Si noti che, dal punto di vista degli statalisti, questi provvedimenti sono “giusti e umani”. Non c’è ragione che gli allevatori, i fabbricanti di carrozze, i coltivatori di foraggio e via dicendo si trovino improvvisamente a perdere la loro attività. “Vanno aiutati”, “Sono dei padri di famiglia”. Ciò di cui non si accorgono, gli statalisti, è che se un prodotto è condannato dal mercato, non c’è Santo in cielo che possa salvarlo. Dunque tutti quei provvedimenti “umani e giusti” non fanno che ritardare, a spese dei contribuenti, un fatto inevitabile. Distruggendo ricchezza.
Lo stesso vale se, nella produzione di una merce, uno Stato estero riesce ad operare più economicamente di noi. Se noi, per permettere di sopravvivere alle imprese che non reggono la concorrenza, mettiamo un dazio sulla merce straniera, costringiamo i nostri cittadini a pagare cento ciò che potrebbero avere a settanta. E a non spendere trenta in altri prodotti. Insomma, pressoché ogni volta che lo Stato mette le mani nell’economia, la sua azione si traduce in una distruzione di ricchezza.

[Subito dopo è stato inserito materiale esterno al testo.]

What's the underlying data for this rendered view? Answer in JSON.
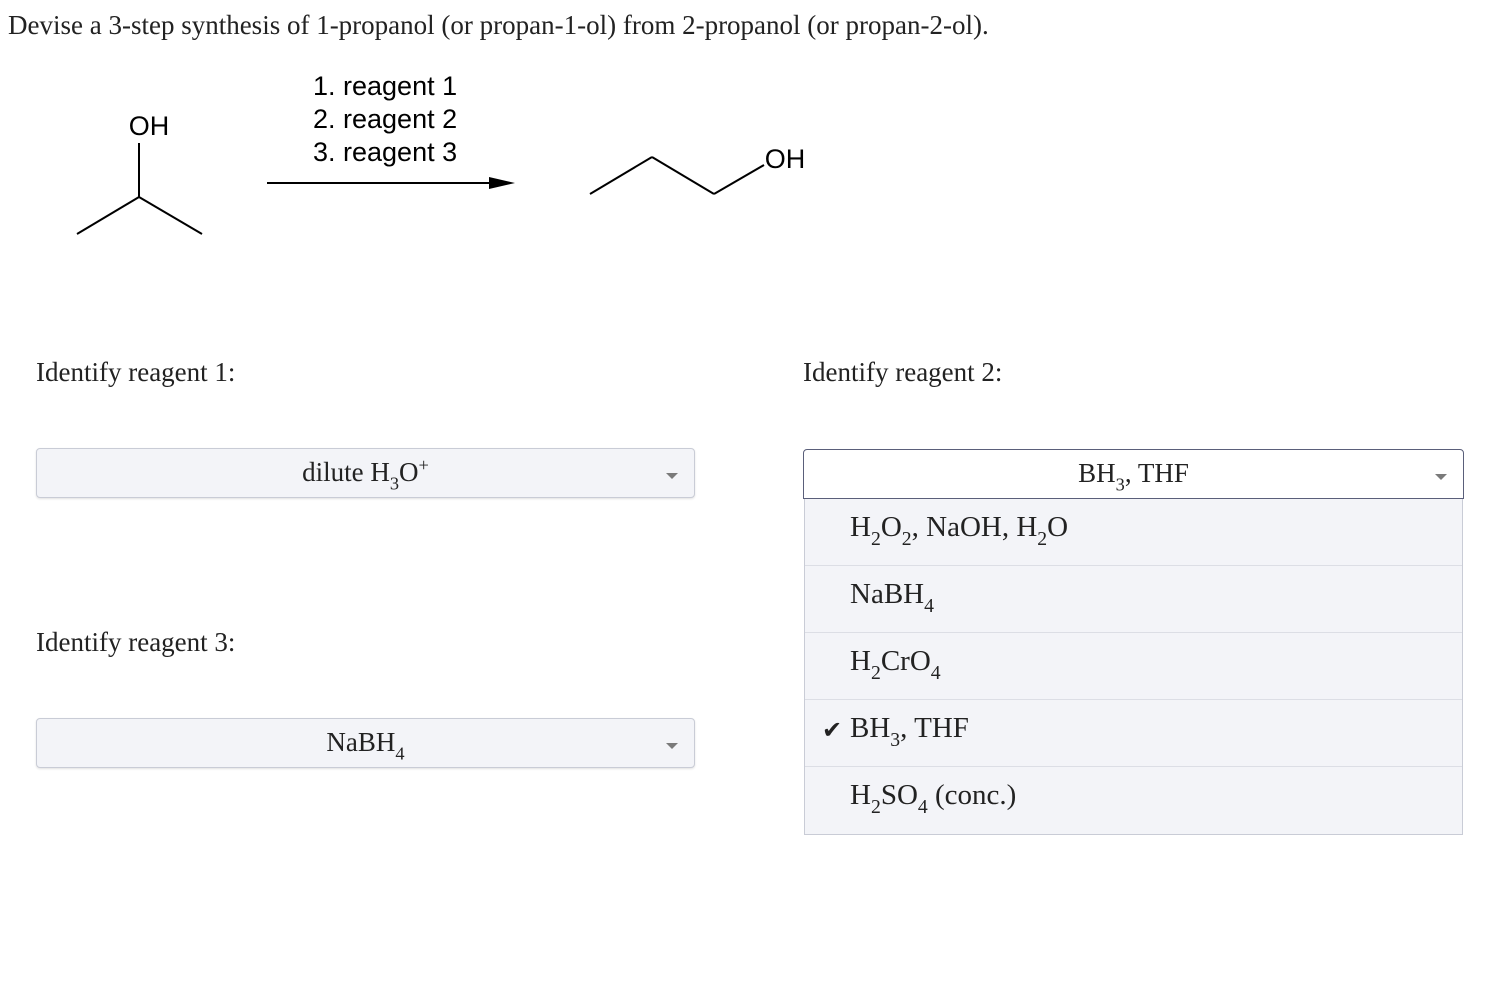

L’errore di questa teoria è credere che, se non intervenisse lo Stato, le cose andrebbero male. E questo è un errore. Il padre dell’economia classica, Adam Smith, ha infatti capito che il mercato si aggiusta da sé. I fabbricanti di carrozze costruiranno automobili. Gli allevatori di cavalli alleveranno bestiame da macello. E via dicendo. Quello che nelle società stataliste si fa con ritardo, e dopo avere inutilmente resistito, nello Stato liberale si fa subito e a costi minori. L’Alitalia finirà al macero, ma dal momento che il nostro Paese è statalista, finirà al macero dopo che ai contribuenti sarà costata circa quattordici miliardi di euro. Applausi.
Smith ha sostenuto che nella società c’è una “mano invisibile” che corregge gli errori di mercato. Faccio un esempio teorico. A causa di una congiuntura negativa, imperversa la disoccupazione e i lavoratori, pur di non morire di fame, offrono le loro prestazioni a un prezzo bassissimo. Per dire, lavorano una giornata per venti euro. Ovviamente sono sfruttati, la situazione è immorale, tutto ciò che si vuole. Ma per il momento non ne teniamo conto.

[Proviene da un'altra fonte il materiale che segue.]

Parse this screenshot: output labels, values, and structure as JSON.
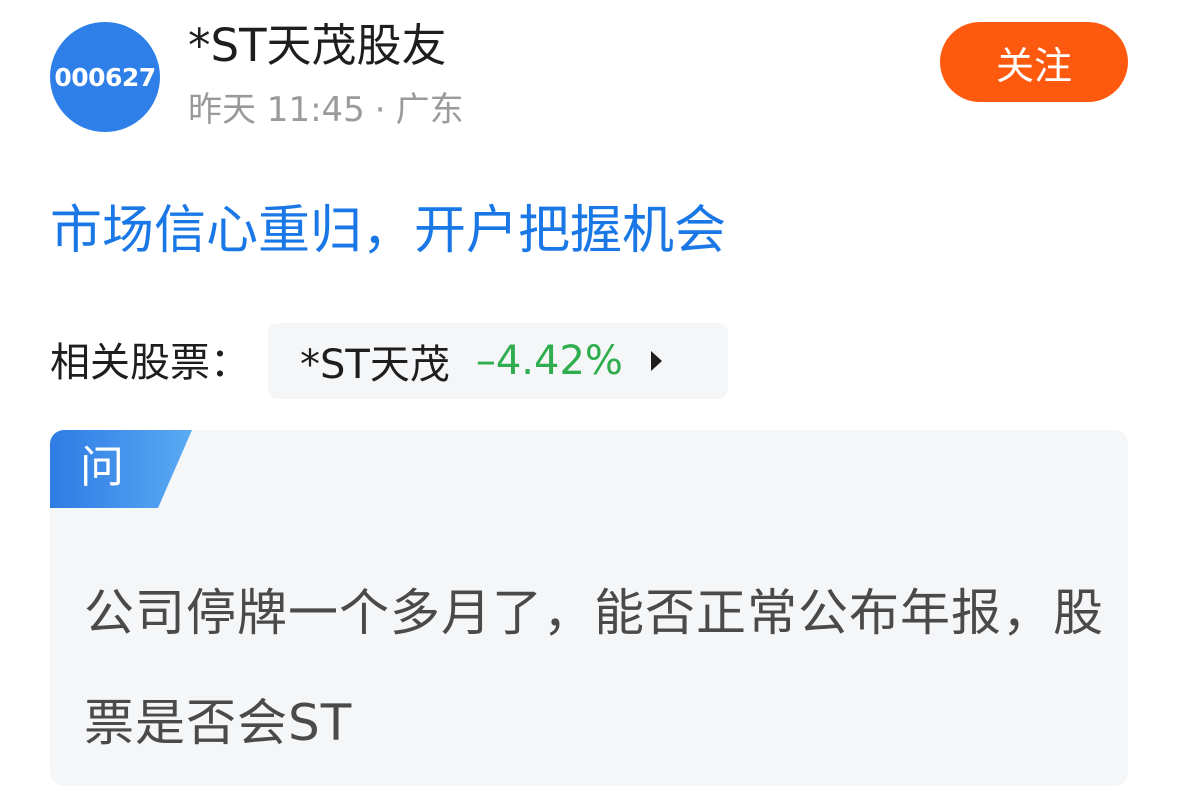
{
  "author": {
    "avatar_text": "000627",
    "name": "*ST天茂股友",
    "time": "昨天 11:45",
    "separator": "·",
    "location": "广东"
  },
  "follow_button": {
    "label": "关注",
    "color": "#fe5a0f"
  },
  "post": {
    "title": "市场信心重归，开户把握机会",
    "title_color": "#1a78e6"
  },
  "related": {
    "label": "相关股票：",
    "stock_name": "*ST天茂",
    "change": "–4.42%",
    "change_color": "#2fad4f",
    "arrow_icon": "triangle-right-icon"
  },
  "question": {
    "tag": "问",
    "text": "公司停牌一个多月了，能否正常公布年报，股票是否会ST",
    "tag_color": "#2f7fe8"
  }
}
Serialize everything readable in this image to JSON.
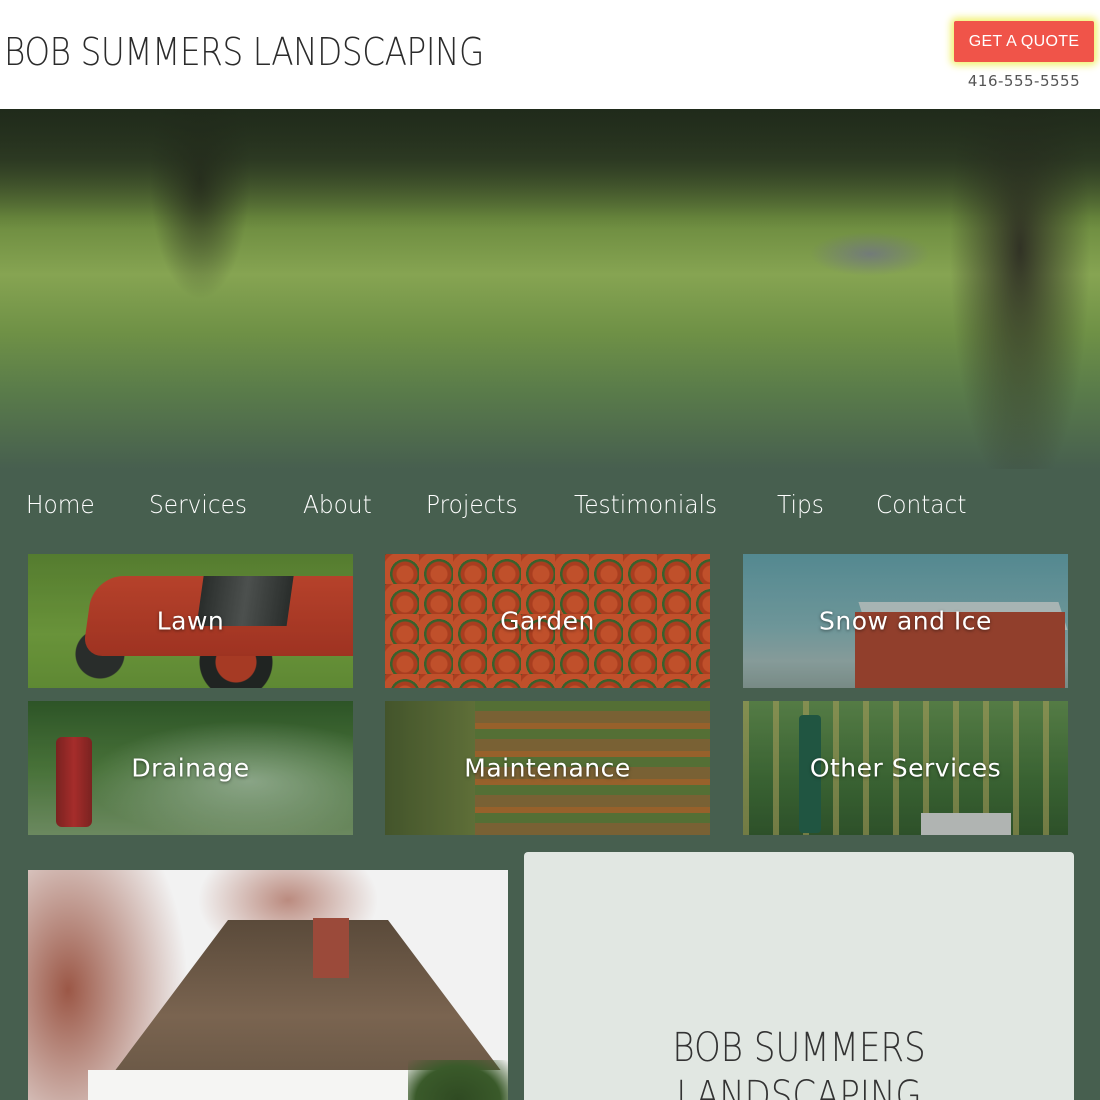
{
  "header": {
    "brand": "BOB SUMMERS LANDSCAPING",
    "quote_button": "GET A QUOTE",
    "phone": "416-555-5555"
  },
  "nav": {
    "items": [
      "Home",
      "Services",
      "About",
      "Projects",
      "Testimonials",
      "Tips",
      "Contact"
    ]
  },
  "services": {
    "tiles": [
      "Lawn",
      "Garden",
      "Snow and Ice",
      "Drainage",
      "Maintenance",
      "Other Services"
    ]
  },
  "about": {
    "title": "BOB SUMMERS LANDSCAPING"
  },
  "colors": {
    "background": "#475f4f",
    "accent": "#f05449",
    "card": "#e1e7e2"
  }
}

Se il costo del lavoro è pressoché irrisorio, imprese che avevano dovuto chiudere, o che non aprivano, rientrano in gioco. Presto ci saranno meno disoccupati e, per assumerli, bisognerà pagarli meglio, strapparli a coloro che li avevano assunti prima. Così arriva il momento in cui si torna all’equilibrio.
Se la macchina automatica è lasciata libera di operare, i lavoratori sono pagati il giusto. E quando dico “il giusto” non intendo, come dice assurdamente la Costituzione Italiana, il necessario “per sostenere la propria famiglia”, ma una somma quale risulta dal libero gioco della domanda e dell’offerta. Se un calciatore è pagato milioni e un professore di filosofia è pagato una miseria, è perché la gente si diverte di più col calcio che con la filosofia.

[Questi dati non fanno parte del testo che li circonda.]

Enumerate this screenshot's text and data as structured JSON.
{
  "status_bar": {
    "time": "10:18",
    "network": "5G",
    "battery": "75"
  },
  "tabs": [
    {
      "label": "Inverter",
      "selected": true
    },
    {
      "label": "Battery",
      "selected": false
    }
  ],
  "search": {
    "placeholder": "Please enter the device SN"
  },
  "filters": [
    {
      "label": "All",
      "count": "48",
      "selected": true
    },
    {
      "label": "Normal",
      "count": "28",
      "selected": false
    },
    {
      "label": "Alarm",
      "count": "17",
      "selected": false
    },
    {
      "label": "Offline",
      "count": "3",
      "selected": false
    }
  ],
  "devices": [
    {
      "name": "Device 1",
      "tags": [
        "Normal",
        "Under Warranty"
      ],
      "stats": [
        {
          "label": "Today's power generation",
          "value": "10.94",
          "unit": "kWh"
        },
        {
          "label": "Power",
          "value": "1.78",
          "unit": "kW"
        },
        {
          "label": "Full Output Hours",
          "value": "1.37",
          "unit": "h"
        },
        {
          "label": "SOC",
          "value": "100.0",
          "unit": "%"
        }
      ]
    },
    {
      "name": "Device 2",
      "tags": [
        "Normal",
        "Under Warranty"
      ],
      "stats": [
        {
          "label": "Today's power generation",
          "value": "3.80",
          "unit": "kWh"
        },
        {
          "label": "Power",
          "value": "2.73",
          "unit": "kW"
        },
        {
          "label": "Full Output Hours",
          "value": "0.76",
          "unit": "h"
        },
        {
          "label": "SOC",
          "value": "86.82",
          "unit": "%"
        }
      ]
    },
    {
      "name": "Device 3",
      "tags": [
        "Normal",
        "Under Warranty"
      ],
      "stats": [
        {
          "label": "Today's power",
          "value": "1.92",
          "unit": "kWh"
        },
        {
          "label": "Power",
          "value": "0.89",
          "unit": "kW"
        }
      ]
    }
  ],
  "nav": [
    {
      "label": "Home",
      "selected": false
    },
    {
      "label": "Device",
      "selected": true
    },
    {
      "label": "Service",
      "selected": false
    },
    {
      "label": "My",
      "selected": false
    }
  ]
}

Questa teoria della “mano invisibile” è vista come il fumo negli occhi da tutti gli uomini di sinistra. Infatti essa non rende popolari agli occhi degli elettori, e soprattutto toglie potere ai politici. Se l’economia si regola da sé, che cosa regola il ministro dell’economia? E come può favorire gli amici (anche per categorie) e sfavorire i nemici (anche per categorie)?
Si può tuttavia dare una dimostrazione “obliquamente” economica della “mano invisibile” . Ponetevi questa domanda: “Chi distribuisce la popolazione nel territorio?” In uno Stato di diritto la risposta non può essere che: “Nessuno”. Ognuno va a vivere dove gli pare. Dove trova un lavoro, dove le case costano meno, dove abita uno zio, dove il clima è gradevole, semplicemente nel posto dove è nato. Ché se poi, dove vive, qualcuno si trova male, si trasferisce. In Italia, negli Anni Cinquanta, c’era lavoro al Nord e non c’era lavoro al Sud, sicché non so quanti calabresi e siciliani sono andati a vivere in Piemonte, e ormai i loro nipoti sono piemontesi doc.
Ora immaginiamo che ci sia un Ufficio Collocazione della Popolazione nel Territorio. Un ufficio cui fare domanda per trasferirsi da una casa all’altra, da una città all’altra: si riesce ad immaginare la quantità di guai che riuscirebbe a combinare un simile ufficio, sia pure nella più perfetta buona fede? La mano invisibile invece opera liberamente ed efficacemente, e nessuno ha da lamentarsi.
Ebbene, è lo stesso in economia. Il miglior giudice di ciò che conviene all’individuo è l’individuo stesso. Una società libera penalizza gli inferiori, ma produce tanta ricchezza da provvedere anche a loro: si pensi alla Svizzera. Mentre una società collettivista, come la Russia sovietica o la Cina maoista, conosce non solo l’appetito, ma la morte per fame.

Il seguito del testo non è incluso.